Les principales figures de l'opposition n'ont pas d'organisation à la hauteur de leur popularité
LE MONDE | 31.01.08 | 14h19 •
Contrairement à Nicolas Sarkozy, en délicatesse avec les sondages, les leaders de l'opposition ont les faveurs de l'opinion. Selon l'enquête publiée le 27 janvier par Le Journal du dimanche, les "personnalités les plus crédibles" face au chef de l'Etat sont Ségolène Royal (28 %), François Bayrou (25 %), Bertrand Delanoë (18 %) et Olivier Besancenot (14 %).
S'ils bénéficient d'un capital de popularité stable, voire en progression, ces quatre-là ont en commun de ne pas être parvenus, encore, à mettre en cohérence leur structure partisane et leur ambition.
Royal-Delanoë, désirs de courant. En tête des personnalités dont l'électorat de gauche souhaite qu'elles jouent un rôle, Ségolène Royal et Bertrand Delanoë ne disposent pas de l'appui d'un courant organisé.
Mme Royal reste très populaire parmi les adhérents - dont les effectifs ont chuté, passant de 218 000 à un peu plus de 150 000 entre fin 2006 et fin 2007 - mais n'a pas de réseaux militants structurés. Décidée à conquérir le parti, l'ancienne candidate à l'élection présidentielle a le choix entre deux stratégies.
La première consiste à nouer des alliances, en particulier avec François Hollande qui, fort du soutien d'une trentaine de fédérations, se verrait bien devenir le centre de gravité d'une large majorité. Cela permettrait au premier secrétaire de peser sur la désignation de son successeur, qui serait un "non-présidentiable". François Rebsamen, Julien Dray ou Pierre Moscovici sont prêts à jouer ce rôle. Autre option, la stratégie du "qui m'aime me suive", en déposant sa propre motion afin de pouvoir compter ses forces.
Issu de la famille jospiniste, Bertrand Delanoë n'est pas, lui non plus, un chef de courant. Les partisans de Lionel Jospin constituent aujourd'hui un groupe aux contours mal définis, sans que l'on sache si leur mentor - toujours actif en coulisses - a vraiment passé le témoin au maire de Paris.
Quant aux courants les plus anciens et les plus disciplinés au sein du PS, aucune personnalité n'est en mesure d'y imposer un leadership incontestable. Fabiusiens, strauss-kahniens et emmanuellistes, regroupés au sein du groupe dit des "reconstructeurs", s'efforcent de faire échec à Ségolène Royal comme à Bertrand Delanoë.
Bayrou, d'un parti de notables à un parti de militants. En refusant, au lendemain du premier tour de l'élection présidentielle, de se rallier au futur vainqueur, François Bayrou a fait un choix décisif. Il extirpait ainsi le centre du rôle de supplétif auquel le condamnait son alliance avec la droite. Non sans casse. La plupart des députés sortants, et nombre d'élus, ont préféré trouver refuge dans la "majorité présidentielle".
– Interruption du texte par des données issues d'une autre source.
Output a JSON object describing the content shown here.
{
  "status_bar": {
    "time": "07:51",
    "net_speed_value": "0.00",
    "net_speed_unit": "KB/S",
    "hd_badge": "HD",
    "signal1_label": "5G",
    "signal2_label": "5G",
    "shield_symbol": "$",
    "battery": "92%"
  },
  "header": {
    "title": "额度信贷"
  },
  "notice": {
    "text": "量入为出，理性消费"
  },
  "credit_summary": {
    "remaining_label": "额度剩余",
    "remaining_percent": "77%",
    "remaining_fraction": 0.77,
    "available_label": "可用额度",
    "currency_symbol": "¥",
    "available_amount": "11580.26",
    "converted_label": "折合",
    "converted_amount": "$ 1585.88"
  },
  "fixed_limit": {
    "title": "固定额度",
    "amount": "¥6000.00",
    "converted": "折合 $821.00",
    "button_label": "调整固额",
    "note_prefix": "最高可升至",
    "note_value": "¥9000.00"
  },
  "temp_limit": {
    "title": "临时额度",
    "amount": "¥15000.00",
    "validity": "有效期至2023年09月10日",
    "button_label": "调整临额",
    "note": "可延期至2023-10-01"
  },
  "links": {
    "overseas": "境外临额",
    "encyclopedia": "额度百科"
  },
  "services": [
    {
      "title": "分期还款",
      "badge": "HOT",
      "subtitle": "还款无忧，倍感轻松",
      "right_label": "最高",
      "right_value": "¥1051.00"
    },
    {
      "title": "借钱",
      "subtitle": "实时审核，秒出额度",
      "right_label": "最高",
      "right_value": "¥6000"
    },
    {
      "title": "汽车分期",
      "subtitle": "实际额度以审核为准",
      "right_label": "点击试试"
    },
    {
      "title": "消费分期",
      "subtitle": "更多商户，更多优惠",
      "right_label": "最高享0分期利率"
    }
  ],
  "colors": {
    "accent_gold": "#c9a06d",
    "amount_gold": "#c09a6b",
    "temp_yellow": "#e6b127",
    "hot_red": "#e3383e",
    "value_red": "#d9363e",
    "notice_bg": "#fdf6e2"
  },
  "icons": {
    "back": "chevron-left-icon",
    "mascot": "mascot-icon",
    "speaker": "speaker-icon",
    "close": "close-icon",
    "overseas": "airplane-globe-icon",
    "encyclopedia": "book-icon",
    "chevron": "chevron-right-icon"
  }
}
Le congrès de Villepinte, début décembre 2007, a marqué plus qu'un changement de nom, de l'UDF au Mouvement démocrate (MoDem), entendant ainsi briser le signe indien d'une formation qui n'a jamais réussi à s'imposer. Il a signifié le passage d'un parti de notables à un parti de militants. Cette nouvelle génération reste toutefois en quête de maturation et d'homogénéité. Pour le MoDem, l'équation est la suivante : un parti en construction, un projet à définir, mais un leader incontesté.
Besancenot, à l'étroit dans la LCR. Plus possible de continuer avec une petite organisation d'à peine 3 000 militants quand on est présenté comme "le meilleur opposant à Sarkozy". Olivier Besancenot caracole dans les sondages de popularité bien loin devant ses ex-partenaires de la gauche radicale. Il fallait à ce leader populaire une nouvelle structure, moins historiquement marquée et "plus large" que la "vieille Ligue".
Le porte-parole de la LCR a donc lancé, samedi 26 janvier, un appel pour un "nouveau parti anticapitaliste", destiné à accueillir tous les sympathisants rencontrés durant la campagne présidentielle et les "inorganisés" attirés par son verbe protestataire. Exit les références au trotskisme et le fonctionnement de militants professionnels.
Même si la direction de la LCR jure que cela ne sera pas le "parti d'Olivier", cela y ressemble fort : le manifeste de référence programmatique a été calqué sur sa campagne présidentielle et le profil militant affiché est celui du "jeune salarié radicalisé", "à l'image d'Olivier". L'échéance du congrès de fondation a été fixée à décembre 2008 ou janvier 2009.